About 15 core terms cover 80% of the work: title tag, meta description, H1, alt text, internal link, backlink, anchor text, canonical, robots.txt, XML sitemap, schema, Core Web Vitals, keyword, search intent, and Search Console. Everything else you pick up as projects demand it.

What’s the difference between crawling and indexing?

Crawling is Googlebot visiting a page. Indexing is Google deciding to store that page in its database so it can rank. A page can be crawled and never indexed if Google thinks it’s low quality or duplicate.

Are nofollow links worthless for SEO?

Not quite. Since 2019, Google treats nofollow as a hint rather than a directive, which means some signal may still pass. They also drive referral traffic and build brand exposure. A nofollow from a major publication is still worth more than a dofollow from a content farm.

What is E-E-A-T and does it directly affect rankings?

E-E-A-T stands for Experience, Expertise, Authoritativeness, and Trustworthiness.
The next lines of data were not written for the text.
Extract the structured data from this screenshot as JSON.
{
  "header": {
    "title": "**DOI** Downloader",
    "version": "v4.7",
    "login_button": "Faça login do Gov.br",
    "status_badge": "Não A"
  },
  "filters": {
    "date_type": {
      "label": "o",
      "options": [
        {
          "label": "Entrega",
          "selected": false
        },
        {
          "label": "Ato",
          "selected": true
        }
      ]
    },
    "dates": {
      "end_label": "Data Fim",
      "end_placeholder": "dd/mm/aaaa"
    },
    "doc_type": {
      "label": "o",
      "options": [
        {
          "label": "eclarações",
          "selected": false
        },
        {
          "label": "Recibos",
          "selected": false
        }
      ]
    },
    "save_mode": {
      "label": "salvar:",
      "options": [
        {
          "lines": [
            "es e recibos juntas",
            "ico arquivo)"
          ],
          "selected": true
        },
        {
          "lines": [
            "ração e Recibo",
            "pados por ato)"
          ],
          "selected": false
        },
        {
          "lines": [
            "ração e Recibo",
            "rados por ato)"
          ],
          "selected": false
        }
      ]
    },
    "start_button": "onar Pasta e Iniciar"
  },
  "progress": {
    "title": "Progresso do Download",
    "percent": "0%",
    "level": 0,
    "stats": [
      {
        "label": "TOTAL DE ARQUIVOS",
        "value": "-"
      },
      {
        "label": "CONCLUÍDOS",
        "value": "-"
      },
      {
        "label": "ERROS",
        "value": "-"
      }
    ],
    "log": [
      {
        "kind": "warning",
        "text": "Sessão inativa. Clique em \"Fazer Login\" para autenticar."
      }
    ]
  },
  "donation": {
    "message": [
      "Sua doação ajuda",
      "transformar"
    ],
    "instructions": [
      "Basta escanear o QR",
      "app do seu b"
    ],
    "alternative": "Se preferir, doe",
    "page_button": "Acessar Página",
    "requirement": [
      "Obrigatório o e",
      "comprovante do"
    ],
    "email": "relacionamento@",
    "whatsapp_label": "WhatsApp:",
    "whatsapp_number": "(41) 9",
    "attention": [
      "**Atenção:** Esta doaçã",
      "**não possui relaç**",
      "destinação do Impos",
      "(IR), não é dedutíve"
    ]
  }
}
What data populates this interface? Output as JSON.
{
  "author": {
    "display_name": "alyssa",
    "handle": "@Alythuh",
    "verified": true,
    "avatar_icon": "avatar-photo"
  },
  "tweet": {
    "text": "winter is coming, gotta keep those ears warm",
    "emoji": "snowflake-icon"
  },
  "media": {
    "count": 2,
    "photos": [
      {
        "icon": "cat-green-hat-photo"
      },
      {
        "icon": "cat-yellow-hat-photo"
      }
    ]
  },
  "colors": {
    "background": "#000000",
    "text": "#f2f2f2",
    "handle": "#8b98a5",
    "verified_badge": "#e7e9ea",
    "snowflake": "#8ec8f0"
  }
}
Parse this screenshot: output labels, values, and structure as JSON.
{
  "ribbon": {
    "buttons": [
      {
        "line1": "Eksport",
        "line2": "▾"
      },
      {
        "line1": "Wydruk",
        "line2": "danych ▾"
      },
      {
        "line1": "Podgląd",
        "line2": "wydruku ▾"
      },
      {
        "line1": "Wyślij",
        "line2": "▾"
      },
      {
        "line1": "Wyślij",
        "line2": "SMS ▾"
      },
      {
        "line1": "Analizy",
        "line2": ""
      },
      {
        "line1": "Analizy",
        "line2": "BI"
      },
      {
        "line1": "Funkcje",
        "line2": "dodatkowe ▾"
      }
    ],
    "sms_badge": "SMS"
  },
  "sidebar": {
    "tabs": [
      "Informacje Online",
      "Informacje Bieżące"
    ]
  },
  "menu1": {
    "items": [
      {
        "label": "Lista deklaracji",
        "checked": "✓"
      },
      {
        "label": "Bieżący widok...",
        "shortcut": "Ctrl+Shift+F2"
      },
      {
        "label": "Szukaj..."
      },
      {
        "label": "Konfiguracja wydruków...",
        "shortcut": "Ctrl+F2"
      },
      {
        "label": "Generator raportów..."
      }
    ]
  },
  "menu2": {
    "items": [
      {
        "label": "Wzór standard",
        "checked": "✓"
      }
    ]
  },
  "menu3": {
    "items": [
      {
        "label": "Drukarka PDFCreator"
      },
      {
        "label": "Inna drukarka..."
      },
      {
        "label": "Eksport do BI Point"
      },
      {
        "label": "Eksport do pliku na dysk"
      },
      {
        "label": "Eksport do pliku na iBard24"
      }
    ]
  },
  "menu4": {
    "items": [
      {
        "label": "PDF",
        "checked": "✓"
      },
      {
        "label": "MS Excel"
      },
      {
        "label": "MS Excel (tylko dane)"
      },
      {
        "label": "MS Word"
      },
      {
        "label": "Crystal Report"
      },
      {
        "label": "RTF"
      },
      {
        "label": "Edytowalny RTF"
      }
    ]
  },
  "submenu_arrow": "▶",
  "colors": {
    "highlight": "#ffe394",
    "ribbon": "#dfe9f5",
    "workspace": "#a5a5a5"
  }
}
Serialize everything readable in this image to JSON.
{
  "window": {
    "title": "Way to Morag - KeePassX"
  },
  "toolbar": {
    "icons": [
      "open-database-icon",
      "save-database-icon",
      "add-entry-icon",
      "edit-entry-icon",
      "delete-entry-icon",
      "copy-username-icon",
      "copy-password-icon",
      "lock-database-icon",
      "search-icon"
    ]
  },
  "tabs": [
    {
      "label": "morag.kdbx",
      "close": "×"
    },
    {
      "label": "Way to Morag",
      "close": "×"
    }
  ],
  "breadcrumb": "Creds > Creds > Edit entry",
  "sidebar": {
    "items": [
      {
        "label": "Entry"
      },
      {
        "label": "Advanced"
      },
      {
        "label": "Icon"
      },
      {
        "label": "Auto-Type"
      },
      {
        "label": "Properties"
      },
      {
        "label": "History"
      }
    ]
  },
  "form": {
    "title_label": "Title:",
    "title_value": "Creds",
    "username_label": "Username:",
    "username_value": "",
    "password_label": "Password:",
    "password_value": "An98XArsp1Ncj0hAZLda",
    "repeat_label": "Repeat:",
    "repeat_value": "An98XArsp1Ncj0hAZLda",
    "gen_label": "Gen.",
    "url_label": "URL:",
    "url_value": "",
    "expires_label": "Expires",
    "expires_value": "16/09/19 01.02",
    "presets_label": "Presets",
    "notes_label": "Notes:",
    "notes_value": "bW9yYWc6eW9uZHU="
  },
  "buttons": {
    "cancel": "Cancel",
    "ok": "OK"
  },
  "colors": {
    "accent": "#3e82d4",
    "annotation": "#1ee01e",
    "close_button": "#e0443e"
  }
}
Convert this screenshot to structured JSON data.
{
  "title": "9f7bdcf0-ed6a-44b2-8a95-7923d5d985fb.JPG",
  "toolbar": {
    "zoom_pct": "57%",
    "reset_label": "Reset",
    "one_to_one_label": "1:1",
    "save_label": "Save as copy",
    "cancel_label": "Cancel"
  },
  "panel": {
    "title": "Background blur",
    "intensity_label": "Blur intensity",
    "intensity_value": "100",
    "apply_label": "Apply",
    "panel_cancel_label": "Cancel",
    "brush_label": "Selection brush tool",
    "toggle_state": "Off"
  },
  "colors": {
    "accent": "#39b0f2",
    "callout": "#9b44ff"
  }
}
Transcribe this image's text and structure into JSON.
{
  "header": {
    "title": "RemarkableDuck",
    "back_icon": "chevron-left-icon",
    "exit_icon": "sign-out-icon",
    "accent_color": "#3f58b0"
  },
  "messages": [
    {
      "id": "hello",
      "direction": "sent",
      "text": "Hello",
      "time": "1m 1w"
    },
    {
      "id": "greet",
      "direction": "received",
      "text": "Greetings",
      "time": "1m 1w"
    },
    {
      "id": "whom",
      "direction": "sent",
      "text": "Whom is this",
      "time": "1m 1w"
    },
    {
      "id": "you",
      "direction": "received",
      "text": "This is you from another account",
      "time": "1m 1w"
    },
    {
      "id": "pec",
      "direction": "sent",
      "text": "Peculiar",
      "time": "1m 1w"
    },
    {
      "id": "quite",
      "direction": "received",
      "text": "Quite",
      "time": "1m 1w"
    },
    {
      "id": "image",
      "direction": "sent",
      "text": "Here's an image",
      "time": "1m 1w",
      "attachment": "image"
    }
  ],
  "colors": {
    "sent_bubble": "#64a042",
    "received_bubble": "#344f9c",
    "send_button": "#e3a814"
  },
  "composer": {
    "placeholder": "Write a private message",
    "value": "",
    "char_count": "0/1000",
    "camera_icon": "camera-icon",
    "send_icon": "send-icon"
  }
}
It’s what Google’s human quality raters score pages on. It’s not a direct ranking factor you can tweak, but it maps to signals Google does measure, like author bios, first-hand content, and domain reputation.

What’s the difference between a featured snippet and an AI Overview?

A featured snippet pulls extracted text from a single ranking page and shows it at position zero. An AI Overview, launched in May 2024, generates a synthesized answer from multiple sources and cites them inline. Snippets are extractive, overviews are generative.

What does keyword difficulty (KD) really mean?

KD is a 0-100 score from tools like Ahrefs and Semrush estimating how hard it is to rank for a keyword. It’s based mostly on the backlink profiles of the current top-ranking pages. Google doesn’t publish a KD metric, so different tools give different numbers for the same keyword.

Is TF-IDF still relevant in modern SEO?

It’s useful as a content research aid, not a ranking strategy. Tools use TF-IDF to suggest related terms competitors use that you might miss. Google’s ranking systems have moved well beyond it toward neural embeddings and semantic understanding, but the underlying idea of topical completeness still matters.

What are Core Web Vitals in 2026?

Three metrics: LCP (loading), INP (interactivity), and CLS (visual stability). INP replaced FID in March 2024. Targets are LCP under 2.5 seconds, INP under 200ms, and CLS under 0.1. You can check all three in Google Search Console and PageSpeed Insights.

Glossaries age. I update this one every time Google ships something new or deprecates a feature that was on here. The August 2023 FAQ snippet rollback and the March 2024 INP swap already forced two rewrites. Check back in six months and a few more entries will have shifted. That’s the job.